The economic climate post-recession has made saving more important today than in many decades past. Although there are many ways to save, below are five persistent misconceptions than can hinder you from creating the financial savings you want.
Misconception #1: Higher earnings mean greater wealth. It seems like common sense that if you increase your salary, your savings will increase proportionally. However, research has indicated that the more money we earn, the more we spend. Having more money actually increases our likelihood of making expensive impulse purchases. Instead of trying to increase your revenue, you are better off trying to find ways to save the money you already make.

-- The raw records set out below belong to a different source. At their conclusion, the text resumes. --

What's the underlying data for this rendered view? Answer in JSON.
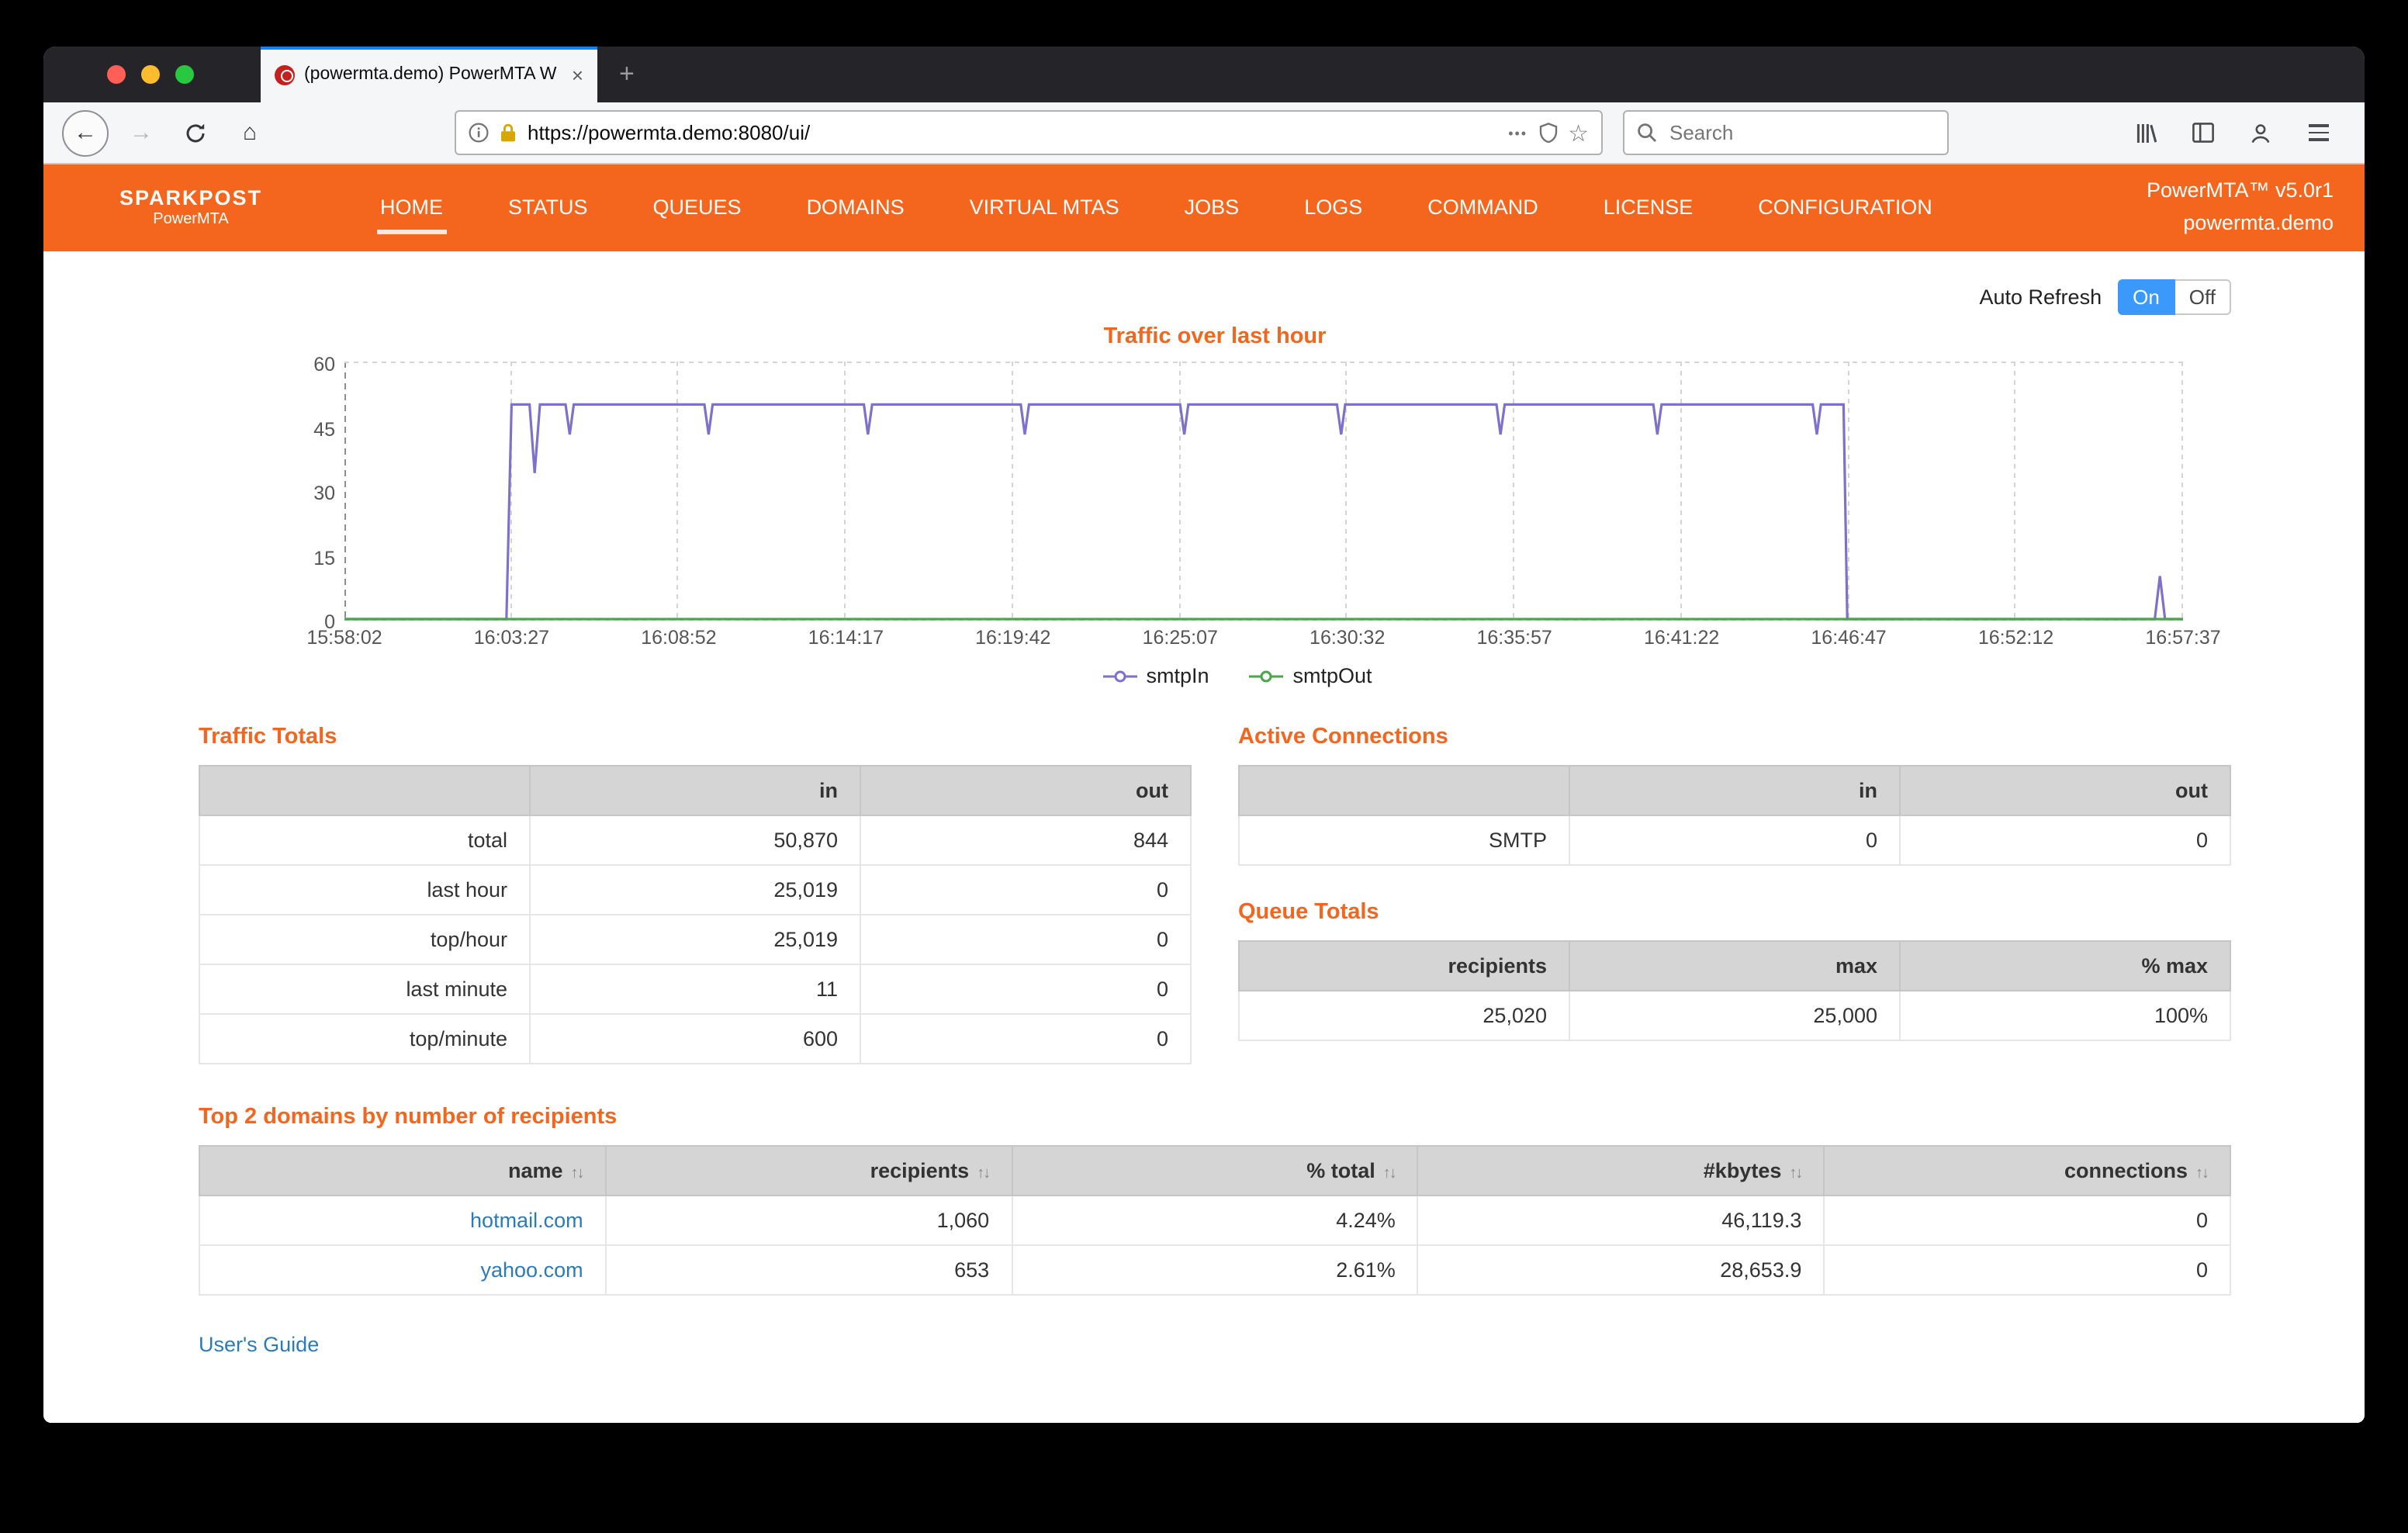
{
  "colors": {
    "accent_orange": "#f4661e",
    "link_blue": "#2b7bb9",
    "toggle_on_blue": "#3b99fc",
    "tab_highlight_blue": "#0a84ff"
  },
  "browser": {
    "tab_title": "(powermta.demo) PowerMTA W",
    "tab_close": "×",
    "new_tab": "+",
    "url": "https://powermta.demo:8080/ui/",
    "page_actions": "•••",
    "star": "☆",
    "back": "←",
    "forward": "→",
    "home": "⌂",
    "search_placeholder": "Search"
  },
  "nav": {
    "brand_line1": "SPARKPOST",
    "brand_line2": "PowerMTA",
    "items": [
      {
        "label": "HOME",
        "active": true
      },
      {
        "label": "STATUS",
        "active": false
      },
      {
        "label": "QUEUES",
        "active": false
      },
      {
        "label": "DOMAINS",
        "active": false
      },
      {
        "label": "VIRTUAL MTAS",
        "active": false
      },
      {
        "label": "JOBS",
        "active": false
      },
      {
        "label": "LOGS",
        "active": false
      },
      {
        "label": "COMMAND",
        "active": false
      },
      {
        "label": "LICENSE",
        "active": false
      },
      {
        "label": "CONFIGURATION",
        "active": false
      }
    ],
    "version": "PowerMTA™ v5.0r1",
    "hostname": "powermta.demo"
  },
  "auto_refresh": {
    "label": "Auto Refresh",
    "on": "On",
    "off": "Off",
    "state": "on"
  },
  "chart_data": {
    "type": "line",
    "title": "Traffic over last hour",
    "xlabel": "",
    "ylabel": "",
    "x_ticks": [
      "15:58:02",
      "16:03:27",
      "16:08:52",
      "16:14:17",
      "16:19:42",
      "16:25:07",
      "16:30:32",
      "16:35:57",
      "16:41:22",
      "16:46:47",
      "16:52:12",
      "16:57:37"
    ],
    "x_range_seconds": 3575,
    "y_ticks": [
      0,
      15,
      30,
      45,
      60
    ],
    "ylim": [
      0,
      60
    ],
    "grid": "vertical-dashed",
    "legend_position": "bottom",
    "series": [
      {
        "name": "smtpIn",
        "color": "#7d71cc",
        "points": [
          [
            0,
            0
          ],
          [
            315,
            0
          ],
          [
            325,
            50
          ],
          [
            360,
            50
          ],
          [
            370,
            34
          ],
          [
            380,
            50
          ],
          [
            430,
            50
          ],
          [
            438,
            43
          ],
          [
            446,
            50
          ],
          [
            700,
            50
          ],
          [
            708,
            43
          ],
          [
            716,
            50
          ],
          [
            1010,
            50
          ],
          [
            1018,
            43
          ],
          [
            1026,
            50
          ],
          [
            1315,
            50
          ],
          [
            1323,
            43
          ],
          [
            1331,
            50
          ],
          [
            1625,
            50
          ],
          [
            1633,
            43
          ],
          [
            1641,
            50
          ],
          [
            1930,
            50
          ],
          [
            1938,
            43
          ],
          [
            1946,
            50
          ],
          [
            2240,
            50
          ],
          [
            2248,
            43
          ],
          [
            2256,
            50
          ],
          [
            2545,
            50
          ],
          [
            2553,
            43
          ],
          [
            2561,
            50
          ],
          [
            2855,
            50
          ],
          [
            2863,
            43
          ],
          [
            2871,
            50
          ],
          [
            2915,
            50
          ],
          [
            2922,
            0
          ],
          [
            3520,
            0
          ],
          [
            3530,
            10
          ],
          [
            3540,
            0
          ],
          [
            3575,
            0
          ]
        ]
      },
      {
        "name": "smtpOut",
        "color": "#4aa64a",
        "points": [
          [
            0,
            0
          ],
          [
            3575,
            0
          ]
        ]
      }
    ]
  },
  "traffic_totals": {
    "title": "Traffic Totals",
    "headers": [
      "",
      "in",
      "out"
    ],
    "rows": [
      [
        "total",
        "50,870",
        "844"
      ],
      [
        "last hour",
        "25,019",
        "0"
      ],
      [
        "top/hour",
        "25,019",
        "0"
      ],
      [
        "last minute",
        "11",
        "0"
      ],
      [
        "top/minute",
        "600",
        "0"
      ]
    ]
  },
  "active_connections": {
    "title": "Active Connections",
    "headers": [
      "",
      "in",
      "out"
    ],
    "rows": [
      [
        "SMTP",
        "0",
        "0"
      ]
    ]
  },
  "queue_totals": {
    "title": "Queue Totals",
    "headers": [
      "recipients",
      "max",
      "% max"
    ],
    "rows": [
      [
        "25,020",
        "25,000",
        "100%"
      ]
    ]
  },
  "top_domains": {
    "title": "Top 2 domains by number of recipients",
    "headers": [
      "name",
      "recipients",
      "% total",
      "#kbytes",
      "connections"
    ],
    "sortable": true,
    "rows": [
      [
        "hotmail.com",
        "1,060",
        "4.24%",
        "46,119.3",
        "0"
      ],
      [
        "yahoo.com",
        "653",
        "2.61%",
        "28,653.9",
        "0"
      ]
    ]
  },
  "footer": {
    "users_guide": "User's Guide"
  }
}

Misconception #2: Running the air conditioning in your car uses more gas. Many people believe that using the air conditioning in your car will increase your fuel consumption. This is not true. It can put more strain on your engine, but it does not use a greater amount of gas.
Misconception #3: Buying in bulk saves money. We have all been taught that the more we buy at one time, the more money we save in the long run. Be especially careful when applying this idea to groceries. The savings per unit will often only be minimal and the idea of getting a “good deal” can sometimes supersede our rational mind and we end up with far too much of something we do not really need. This can be problematic, especially with perishables. If you do not use what you buy, you can end up throwing away half of your purchases.
Misconception #4: Zero percent currency exchange commission. If you try to make a little money trading foreign currency, you have probably seen advertisements for services that offer zero percent commission on your exchange. Although tempting, research has shown that companies offering this sales gimmick often add a margin, in other words, a mark-up, to their exchange rates. So while you may not have a commission fee in the traditional sense, you still pay extra money due to the high exchange margin. The official exchange rate is really the only indicator of which currency trades will make you money.
Misconception #5: Shopping during sales will help you save. Similar to the myth about buying in bulk, shopping at sales does not necessarily save money. Being around supposedly good deals will actually increase your chances of making an impulse buy and spending money on something you do not actually need, simply because it was a “bargain.” Decide exactly what you need before you go shopping and be disciplined about purchasing only those items you truly need.